Nov 9, 2023
Barry Corbin has been acting for more than six decades, a career that has seen him take more than two hundred roles onstage, on TV, and in the movies. They’ve mostly been supporting roles, often authority figures-a natural fit, given Barry’s large frame and confident presence. He’s played fifteen sheriffs, several generals, a few wise uncles, a swaggering astronaut, and a hard-core basketball coach. He’s also played psychotic patriarchs, wealthy Texans, Santa Claus, and Lyndon Johnson. Even when his characters are overbearing or murderous, Barry has always found a way to make them human and likable-so much so that he often steals the show, as he did portraying General Jack Beringer in WarGames and astronaut Maurice Minnifield in Northern Exposure. Known as a character actor, he always seems like he’s genuinely enduring whatever his character is enduring-while also somehow remaining Barry Corbin.

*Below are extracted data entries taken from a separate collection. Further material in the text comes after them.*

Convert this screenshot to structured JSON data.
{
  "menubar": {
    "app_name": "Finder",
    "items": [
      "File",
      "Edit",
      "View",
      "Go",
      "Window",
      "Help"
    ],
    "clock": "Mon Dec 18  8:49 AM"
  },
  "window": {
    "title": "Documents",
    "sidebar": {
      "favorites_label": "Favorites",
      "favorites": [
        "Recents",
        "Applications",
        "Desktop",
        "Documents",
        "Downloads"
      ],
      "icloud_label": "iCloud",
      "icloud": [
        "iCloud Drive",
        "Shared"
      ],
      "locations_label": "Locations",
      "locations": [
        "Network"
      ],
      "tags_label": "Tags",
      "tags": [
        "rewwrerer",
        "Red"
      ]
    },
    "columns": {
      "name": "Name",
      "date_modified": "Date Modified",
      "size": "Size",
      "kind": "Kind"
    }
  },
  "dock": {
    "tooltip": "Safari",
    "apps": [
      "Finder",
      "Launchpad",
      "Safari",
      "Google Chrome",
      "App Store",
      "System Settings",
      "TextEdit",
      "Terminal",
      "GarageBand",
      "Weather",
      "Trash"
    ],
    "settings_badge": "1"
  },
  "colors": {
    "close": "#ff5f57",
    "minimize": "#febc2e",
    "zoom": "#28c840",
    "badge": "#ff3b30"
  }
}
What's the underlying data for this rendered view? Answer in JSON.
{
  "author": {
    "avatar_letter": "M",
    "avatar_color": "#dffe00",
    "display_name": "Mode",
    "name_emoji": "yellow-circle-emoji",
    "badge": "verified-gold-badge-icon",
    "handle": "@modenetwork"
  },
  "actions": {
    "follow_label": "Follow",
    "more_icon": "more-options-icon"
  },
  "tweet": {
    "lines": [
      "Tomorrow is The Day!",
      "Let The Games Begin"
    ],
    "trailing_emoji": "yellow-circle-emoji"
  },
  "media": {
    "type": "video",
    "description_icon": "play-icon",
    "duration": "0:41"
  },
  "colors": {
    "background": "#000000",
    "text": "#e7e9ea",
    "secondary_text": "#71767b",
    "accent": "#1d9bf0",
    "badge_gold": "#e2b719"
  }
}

Leonard Barrie Corbin was born October 16, 1940, in the ranching and cotton town of Lamesa, sixty miles south of Lubbock. His paternal grandfather had moved to Lamesa from Lampasas in the twenties because he wanted to raise cotton and the land there looked good. “It was beautiful green country,” Barry says, “like the Garden of Eden.”
Barry’s parents, Kilmer and Alma Corbin, were schoolteachers who married young. Kilmer had been stricken by polio as a child, which limited the use of his right hand and left him unable to do farmwork. He developed into a bookish kid. Alma (who had been born in a covered wagon on the trip to Lamesa) named their first son after J. M. Barrie, the author of Peter Pan. When Barrie reached school age, he became “Barry” to differentiate himself from a female classmate who had the same name.
Though his parents weren’t horse people, Barry spent summers at his grandfather’s, who put him in the saddle every day. He loved the feeling. “A horse wants to do whatever you want him to do,” Barry says. “If you want to compare it to being one entity, you’re the brain, and the horse is the body. So you’ve got to be in sync with the horse. Got to make him think whatever you’re gonna do is coordinated. And make him think it’s his idea. Then you get along.”